他的冷静反倒让我不知所措了起来:“为什么?”

“因为这会让骏骑为你所做的一切努力全都化为乌有。此时此刻,这么做不是个好主意。”他的一字一句深思熟虑,将实情缓缓道来。

“为什么?”我发现自己低声说。

“因为有些人想要把骏骑的故事彻底结束,而最好的方法就是除掉你。那些人会密切注意你对你父亲的死有什么反应。你是否因此胡思乱想、坐立不安?你会不会变成问题人物,就像他以前一样?”

“什么?”

“孩子。”他说着把我拉近他身旁,我第一次听出他语气中的亲近、占有之情,“此时此刻,你必须安静、小心。我能了解博瑞屈为什么把你的头发剪短,但老实说,我真希望他没这么做,真希望没有人因此又想起骏骑是你父亲。你还只是只小雏鸟……但是,听我说,现在暂时什么都不要改变,继续做你平常做的事,等六个月或一年之后再做决定。但是现在——”

“我父亲是怎么死的?”

切德盯着我的脸,疑惑地问:“你没听说他是从马上摔下来的吗?”

“听说了。我也听到博瑞屈咒骂那个传递消息的人,说骏骑绝对不会从马上摔下来,那匹马也绝对不会把他掀下来。”

“博瑞屈真该管好他的嘴巴,少讲几句。”

“所以我父亲是怎么死的?”

“我不知道。但我跟博瑞屈一样,都不相信他是从马上摔下来的。”切德沉默下来,我萎靡地坐在他瘦巴巴的光脚旁,瞪着炉火看。

“他们也打算杀我吗?”

他沉默了很久:“我不知道。但只要我阻止得了,我一定不会让你被杀。我想他们首先需要说服黠谋国王,让他认为有必要这么做,而如果他们说服了他,我会知道的。”

“所以你认为是堡里的人下的手?”

“我是这么认为。”切德等了很久,但我保持沉默,不想再继续问下去。他还是回答了:“我事前完全不知情,这件事跟我完全没有半点关联。他们连找都没来找过我,大概是因为他们知道我不只会拒绝他们,还会设法确保这事绝对不会发生。”

“哦。”我稍微放松了一点,但他把我训练得太好了,我已经太熟悉宫廷权谋的思考方式。“那么,如果他们决定要除掉我,大概也不会来找你。他们也会怕你警告我。”

他一手扶住我的下巴,把我的脸转过去,与他四目相对,“你父亲的死对你来说就应该是一个足够的警告了,不管是现在还是将来。

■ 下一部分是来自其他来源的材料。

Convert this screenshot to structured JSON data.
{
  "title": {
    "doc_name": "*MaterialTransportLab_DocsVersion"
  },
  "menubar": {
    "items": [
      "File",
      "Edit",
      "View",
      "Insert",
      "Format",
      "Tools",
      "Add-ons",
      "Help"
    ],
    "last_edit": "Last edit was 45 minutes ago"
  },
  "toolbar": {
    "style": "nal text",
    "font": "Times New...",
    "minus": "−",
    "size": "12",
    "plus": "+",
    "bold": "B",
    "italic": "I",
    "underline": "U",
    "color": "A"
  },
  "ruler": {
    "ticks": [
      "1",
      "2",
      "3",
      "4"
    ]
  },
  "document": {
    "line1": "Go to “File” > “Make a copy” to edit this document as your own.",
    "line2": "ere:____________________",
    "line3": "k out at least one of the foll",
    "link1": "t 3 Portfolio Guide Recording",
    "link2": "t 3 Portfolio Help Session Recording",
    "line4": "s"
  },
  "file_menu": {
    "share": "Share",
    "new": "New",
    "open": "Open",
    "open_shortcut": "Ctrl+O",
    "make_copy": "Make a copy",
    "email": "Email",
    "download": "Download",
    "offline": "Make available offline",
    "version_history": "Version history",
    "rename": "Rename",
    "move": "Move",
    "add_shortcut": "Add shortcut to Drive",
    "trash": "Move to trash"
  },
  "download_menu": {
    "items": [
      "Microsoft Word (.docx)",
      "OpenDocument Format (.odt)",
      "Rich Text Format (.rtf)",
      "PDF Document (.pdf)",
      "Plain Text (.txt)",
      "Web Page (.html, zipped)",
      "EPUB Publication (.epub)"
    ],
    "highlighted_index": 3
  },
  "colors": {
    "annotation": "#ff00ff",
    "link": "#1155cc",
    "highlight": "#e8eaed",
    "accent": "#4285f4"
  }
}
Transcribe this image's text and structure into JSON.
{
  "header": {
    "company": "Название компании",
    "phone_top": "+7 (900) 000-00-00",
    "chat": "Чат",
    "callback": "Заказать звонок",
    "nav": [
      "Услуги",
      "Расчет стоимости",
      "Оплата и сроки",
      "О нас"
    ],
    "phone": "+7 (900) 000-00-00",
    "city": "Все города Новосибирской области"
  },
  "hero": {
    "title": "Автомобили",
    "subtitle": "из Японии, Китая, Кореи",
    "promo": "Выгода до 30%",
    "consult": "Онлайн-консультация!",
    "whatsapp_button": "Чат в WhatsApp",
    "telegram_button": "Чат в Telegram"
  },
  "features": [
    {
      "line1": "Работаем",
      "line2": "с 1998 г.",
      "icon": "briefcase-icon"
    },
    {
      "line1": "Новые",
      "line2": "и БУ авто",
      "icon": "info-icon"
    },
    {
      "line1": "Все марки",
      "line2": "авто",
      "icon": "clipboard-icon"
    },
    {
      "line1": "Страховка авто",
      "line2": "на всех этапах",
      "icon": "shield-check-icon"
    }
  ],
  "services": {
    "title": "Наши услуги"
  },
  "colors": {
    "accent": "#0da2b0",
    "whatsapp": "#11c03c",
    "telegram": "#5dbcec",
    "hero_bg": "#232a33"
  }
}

小子,你是个私生子。我们永远都是一项风险、一个弱点,永远都是可以牺牲的消耗品,除非我们是他们为了确保自身安全绝对不可或缺的必需品。这几年来我教了你不少东西,但这一课你一定要永远牢牢记住。如果你让他们不再需要你,他们就会杀了你。”

我睁大眼睛看着他:“他们现在就不需要我啊!”

“是吗?我会老,而你年轻又温驯,还有皇室家族的脸孔和模样。只要你不显露出任何不当的野心,就不会有事。”他顿了顿,然后以小心的态度强调说,“我们是国王的人,小子,我们专属于他,你可能想象不到这种专属是多么的无可置疑。没人知道我是干什么的,绝大多数人也早已经忘记我是谁,或者我以前是谁。如果有任何人知道我们,那也是国王自己告诉他的。”

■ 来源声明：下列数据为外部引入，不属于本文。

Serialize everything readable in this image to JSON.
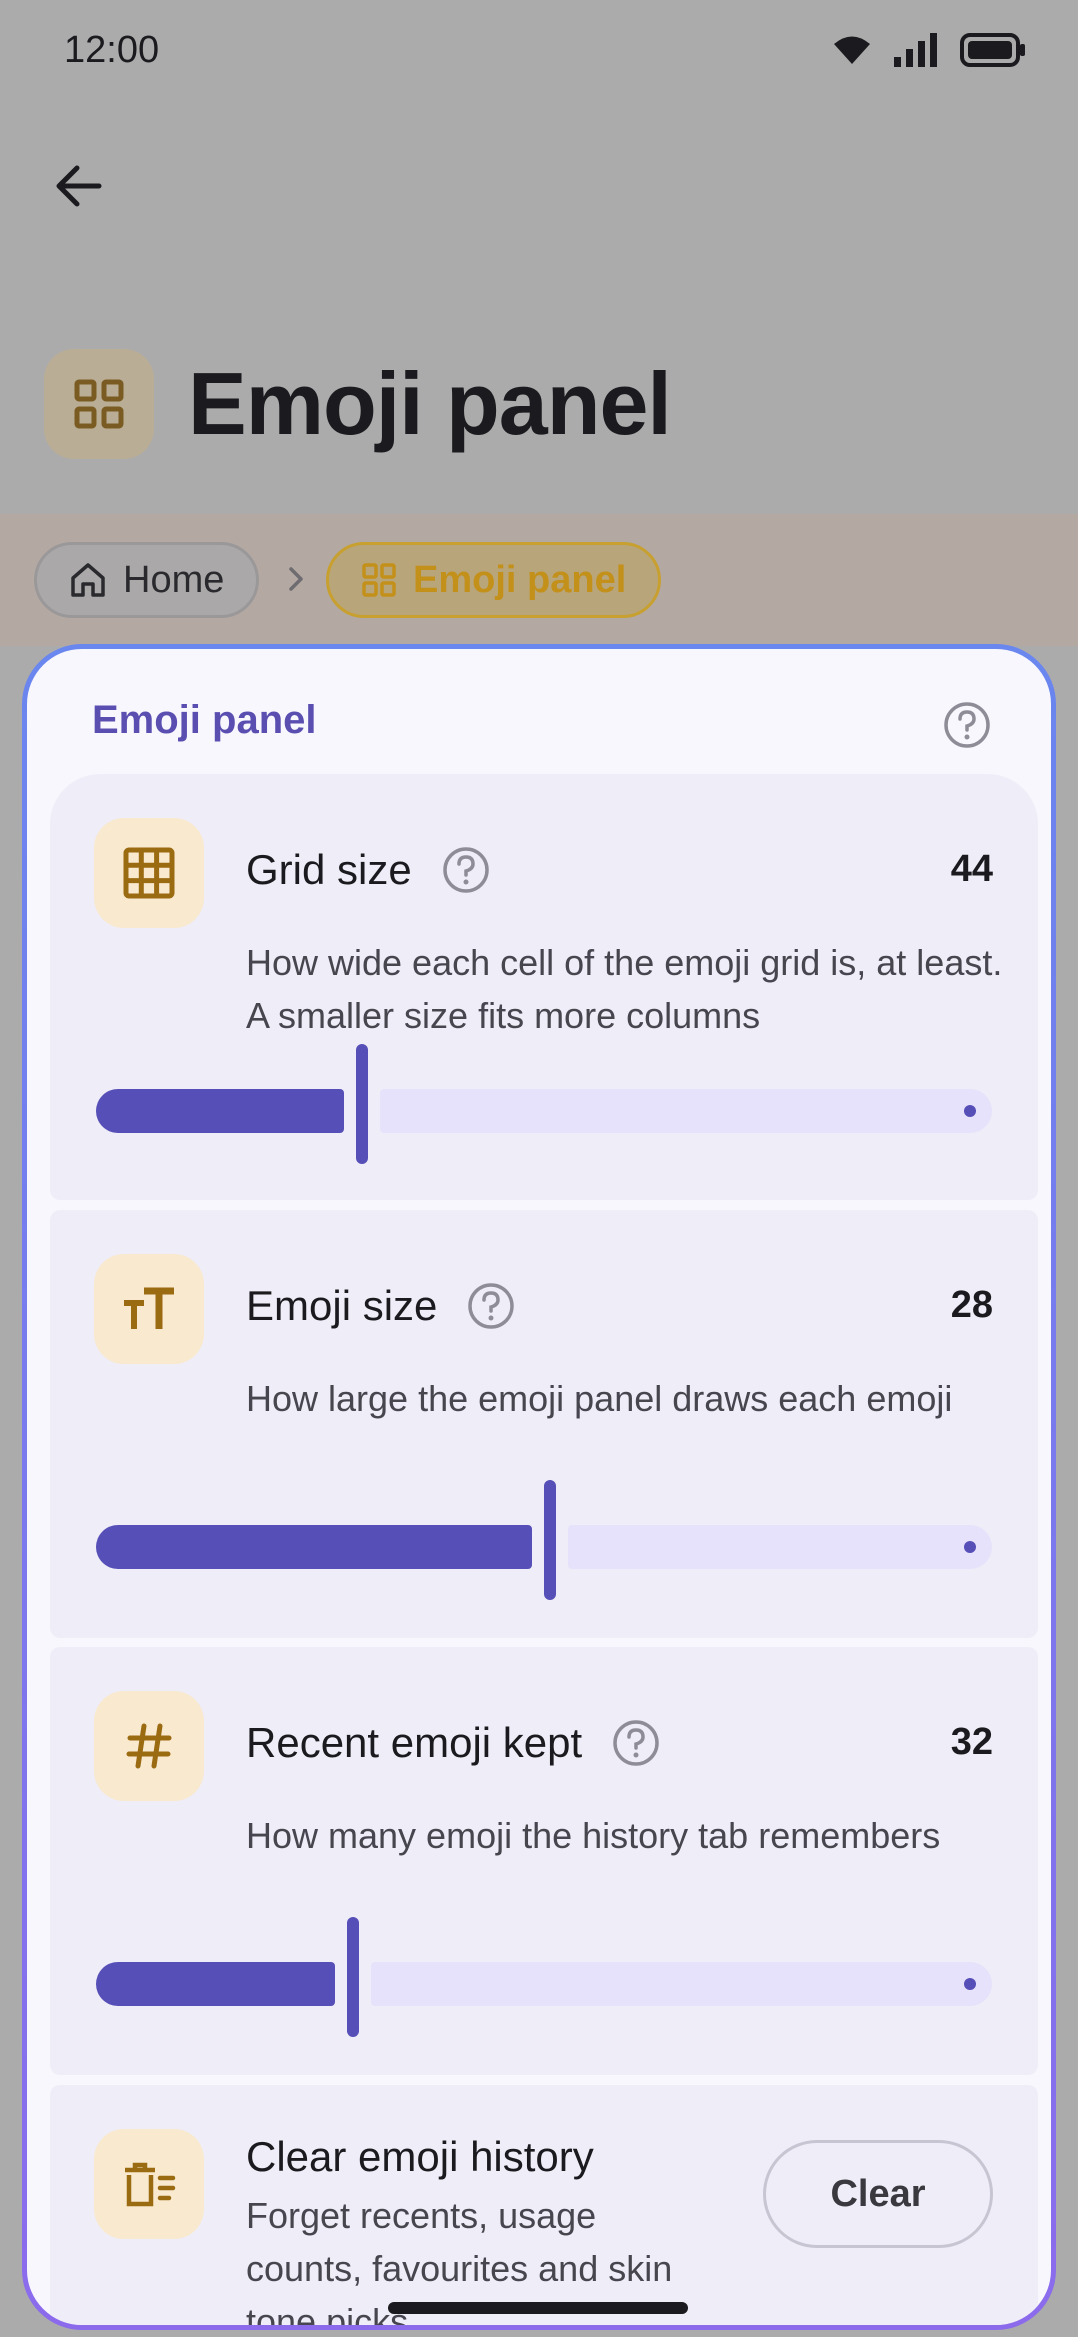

我坐在那里,把一切谨慎拼凑起来。“那么……你说过是堡里的人下的手。但如果他们没有用到你,那就表示不是国王下的令……是王后!”我说,突然感到很有把握。

切德的眼神没有泄漏他的思绪:“这是个很危险的假设。如果你认为你必须因此采取什么行动,那就更危险了。”

“为什么?”

切德叹了口气:“如果你脑海中突然出现一个想法,然后你在没有证据的情况下判定那是真的,那么你就会看不见其他的可能性。把每种可能都想一想,小子。也许那就是件意外。也许骏骑是被他在细柳林得罪的人杀死的。也许这跟他身为王子一点关系也没有。也或许国王有另外一个我完全不知道的刺客,下手害死儿子的是他自己。”

“你说的这些连你自己都不相信。”我很有把握地说。

“对,我不相信,因为我没有证据,不能宣称这些说法是事实,就像我也没有证据能说你父亲的死是王后下的手。”

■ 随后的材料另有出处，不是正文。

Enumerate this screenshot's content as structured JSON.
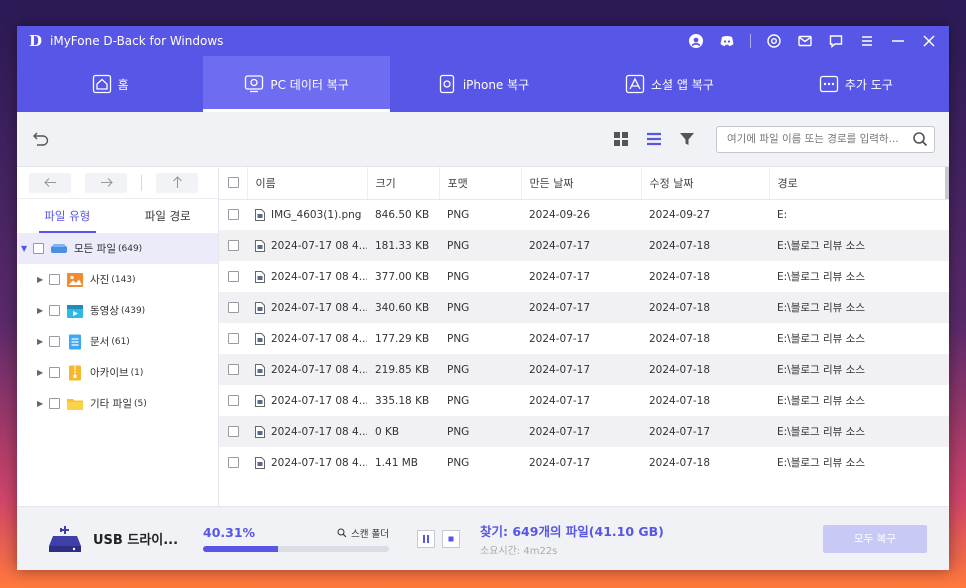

关于我们那段对话,现在我只记得这些,但我确信切德是刻意要引导我思考有谁可能谋害我父亲,并且让我对王后更加提防。我牢牢记住这一点,而且不只是在事情刚过的那段日子。我继续做我的日常工作,我的头发慢慢长长,等到夏天真正开始的时候,一切似乎都已恢复正常。每隔几个星期就有人会派我到城里去跑腿买东西,不久我发现不管派我出门的是谁,清单上总会有一两样东西最后出现在切德的房里,所以我猜是他让我得以享有那些短暂的自由时光。我不见得每次进城都有机会跟莫莉相处,但我只要站在她店外的橱窗旁,等她注意到我,两人至少能点个头,也就够了。有一次我在市场听到有人说她的香味蜡烛质量很好,说自从她母亲去世就一直没人能做出这么好闻又有益健康的蜡烛,我微笑起来,为她感到高兴。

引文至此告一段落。